Deux ans plus tard, elle est en selle pour la saison 2017. Elle ne compte cependant pas la compléter. Son mari (et mécanicien) a trop de travail à la ferme pour prendre en charge la voiture. «C’est un passe-temps. On le fait à temps perdu», prévient Ann-Marie.

Malgré tout, à travers la recherche de commanditaires, la mécanique et les pratiques, l’équipe doit se souder il ne faut pas compter ses heures pour se retrouver en Semi-Pro.

Modèle à imiter

«Quand tu es une fille, il faut se prouver plus qu’un gars. Il y a plus de pression», avoue Raphaël Lessard. Il en connaît moins de cinq femmes dans les séries NASCAR des États-Unis sur lesquels il concourt.

Ann-Marie Lessard ne s’attendait pas à devenir une pionnière dans ce sport amateur. Elle poursuit cette longue tradition familiale de passionnés de voitures.
Elle reçoit la visite de jeunes filles aux puits qui accompagnent leur père aux courses. «Il y a des jeunes filles qui m’ont vu la saison dernière dans les estrades. Elles sont venues s’informer quand j’allais reprendre le volant», ajoute Ann-Marie Lessard.

Les conjointes des coureurs automobiles passent la saluer et lui dire comment elles ne se trouveraient jamais derrière le volant.

La propriétaire du salon Rouge Velvet a l’intention de continuer la course automobile jusqu’à ce que sa fille Abelle prenne le relais. «Parfois lorsque je sors du Salon, Abelle entend le bruit des voitures. Elle imite le son et dit «vroum-vroum, sourit Ann-Marie. On voit que la cocotte tripe beaucoup. Si elle veut un jour s’essayer la course, nous allons être derrière elle.»

Une affaire de famille

Pour mieux comprendre d’où vient cette passion pour les courses chez les Lessard de Saint-Joseph, il faut remonter au grand-père. Il n’a rien qu’il n’a pas chauffé. «Des camions-remorques, des ambulances, des taxis, tout ce qui a un volant, il l’a essayé», conte Raphaël Lessard en riant.

Puis, la passion s’est transmise à François, le père d’Ann-Marie et de Raphaël. Le quart de mile de Vallée-Jonction n’était pas encore construit que le paternel participait à des courses à obstacles de style «rallye», populaire à cette époque. Puis est venu le stock-car dans lequel François a fait sa marque.

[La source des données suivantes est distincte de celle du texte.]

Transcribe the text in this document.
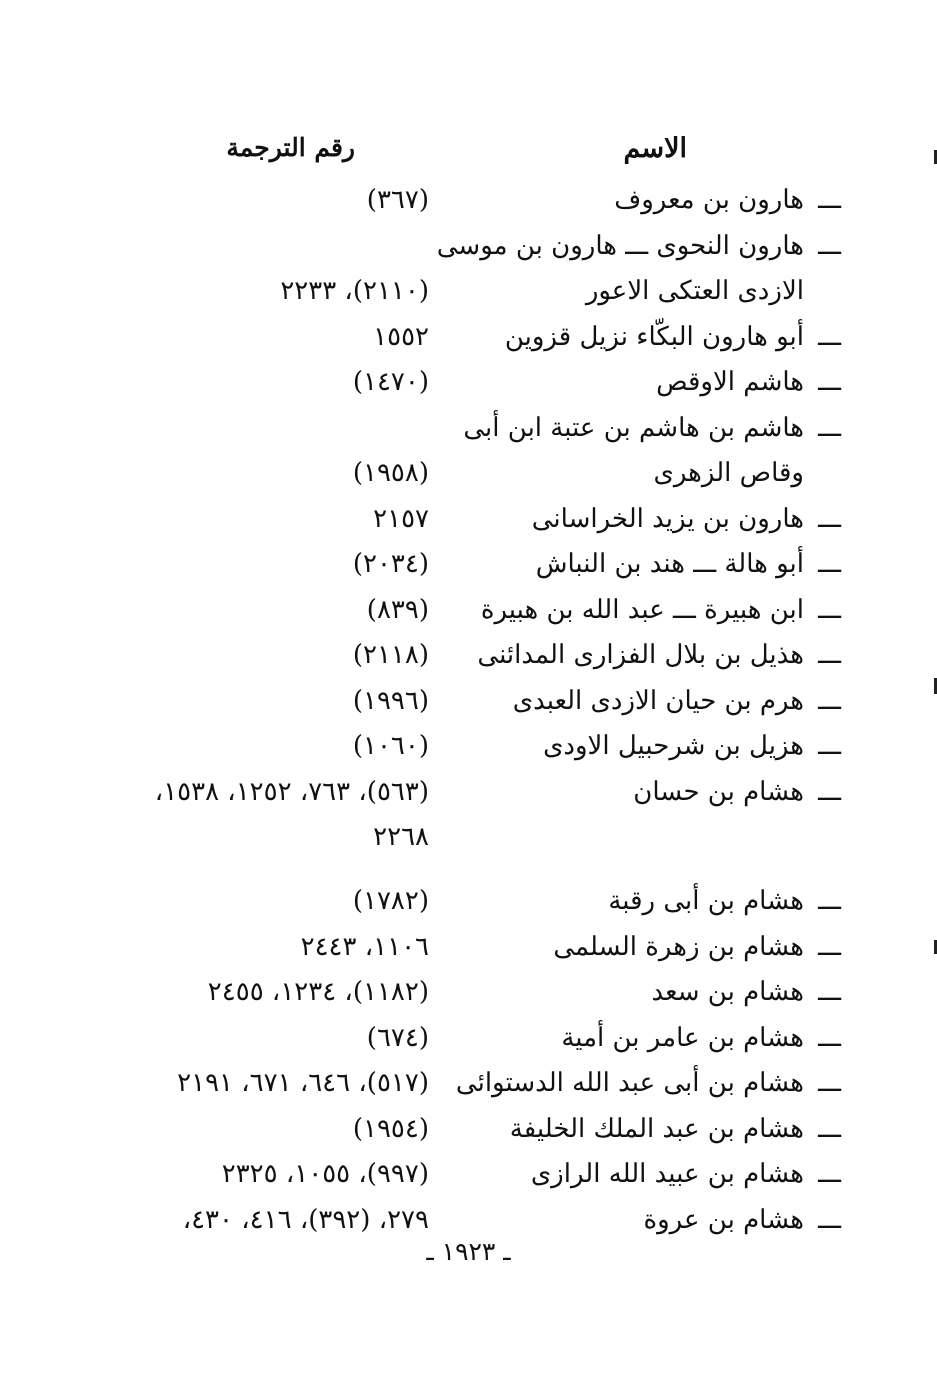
الاسم
رقم الترجمة
ـــ
هارون بن معروف
(٣٦٧)
ـــ
هارون النحوى ـــ هارون بن موسى
الازدى العتكى الاعور
(٢١١٠)، ٢٢٣٣
ـــ
أبو هارون البكّاء نزيل قزوين
١٥٥٢
ـــ
هاشم الاوقص
(١٤٧٠)
ـــ
هاشم بن هاشم بن عتبة ابن أبى
وقاص الزهرى
(١٩٥٨)
ـــ
هارون بن يزيد الخراسانى
٢١٥٧
ـــ
أبو هالة ـــ هند بن النباش
(٢٠٣٤)
ـــ
ابن هبيرة ـــ عبد الله بن هبيرة
(٨٣٩)
ـــ
هذيل بن بلال الفزارى المدائنى
(٢١١٨)
ـــ
هرم بن حيان الازدى العبدى
(١٩٩٦)
ـــ
هزيل بن شرحبيل الاودى
(١٠٦٠)
ـــ
هشام بن حسان
(٥٦٣)، ٧٦٣، ١٢٥٢، ١٥٣٨،
٢٢٦٨
ـــ
هشام بن أبى رقبة
(١٧٨٢)
ـــ
هشام بن زهرة السلمى
١١٠٦، ٢٤٤٣
ـــ
هشام بن سعد
(١١٨٢)، ١٢٣٤، ٢٤٥٥
ـــ
هشام بن عامر بن أمية
(٦٧٤)
ـــ
هشام بن أبى عبد الله الدستوائى
(٥١٧)، ٦٤٦، ٦٧١، ٢١٩١
ـــ
هشام بن عبد الملك الخليفة
(١٩٥٤)
ـــ
هشام بن عبيد الله الرازى
(٩٩٧)، ١٠٥٥، ٢٣٢٥
ـــ
هشام بن عروة
٢٧٩، (٣٩٢)، ٤١٦، ٤٣٠،
ـ ١٩٢٣ ـ
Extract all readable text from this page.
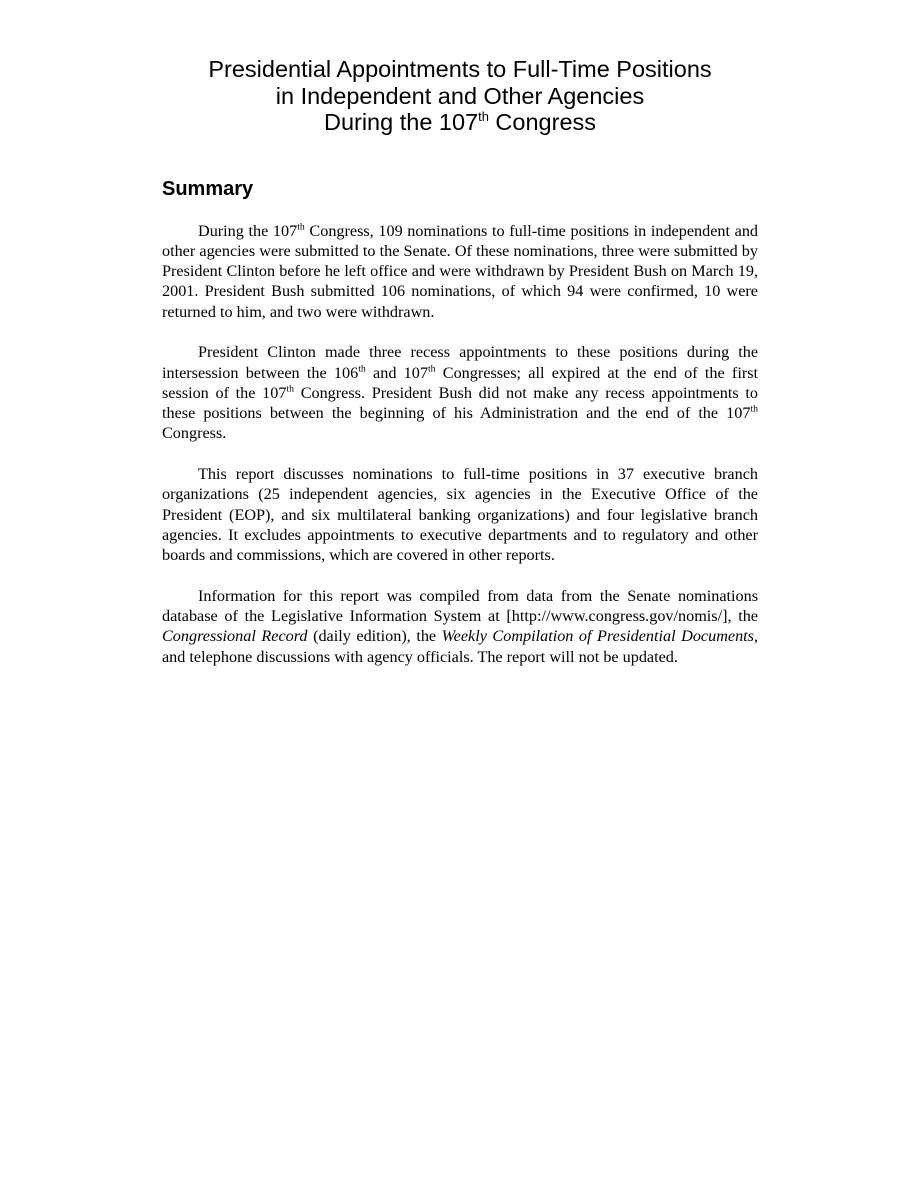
Presidential Appointments to Full-Time Positions
in Independent and Other Agencies
During the 107th Congress
Summary

During the 107th Congress, 109 nominations to full-time positions in independent and other agencies were submitted to the Senate. Of these nominations, three were submitted by President Clinton before he left office and were withdrawn by President Bush on March 19, 2001. President Bush submitted 106 nominations, of which 94 were confirmed, 10 were returned to him, and two were withdrawn.

President Clinton made three recess appointments to these positions during the intersession between the 106th and 107th Congresses; all expired at the end of the first session of the 107th Congress. President Bush did not make any recess appointments to these positions between the beginning of his Administration and the end of the 107th Congress.

This report discusses nominations to full-time positions in 37 executive branch organizations (25 independent agencies, six agencies in the Executive Office of the President (EOP), and six multilateral banking organizations) and four legislative branch agencies. It excludes appointments to executive departments and to regulatory and other boards and commissions, which are covered in other reports.

Information for this report was compiled from data from the Senate nominations database of the Legislative Information System at [http://www.congress.gov/nomis/], the Congressional Record (daily edition), the Weekly Compilation of Presidential Documents, and telephone discussions with agency officials. The report will not be updated.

Les deux ont toujours gravité autour la course sportive. Dès un très jeune âge,  Ann-Marie suivait son père, coureur dans la série Sportsman Québec. «Autour de la table chez nous, on parle automobile. Ce n’est pas compliqué», raconte-t-elle.

Bien qu’il soit 12 ans plus jeune qu’Ann-Marie, Raphaël revient de temps à autre à Vallée-Jonction donner des conseils à sa sœur. «Je suis à même de voir son amélioration. Ça me fait de quoi revenir en Beauce et l’aider», confie le jeune pilote qui vient tout juste d’obtenir son permis de conduire temporaire.

Comme le dit si bien Raphaël Lessard: «lorsque la visière est baissée, il n’y a pas de différence.» Cette formule est tout à fait juste. Après tout, lorsqu’on est sur la piste, au volant de sa voiture, l’adrénaline rentre, tous souhaitent performer.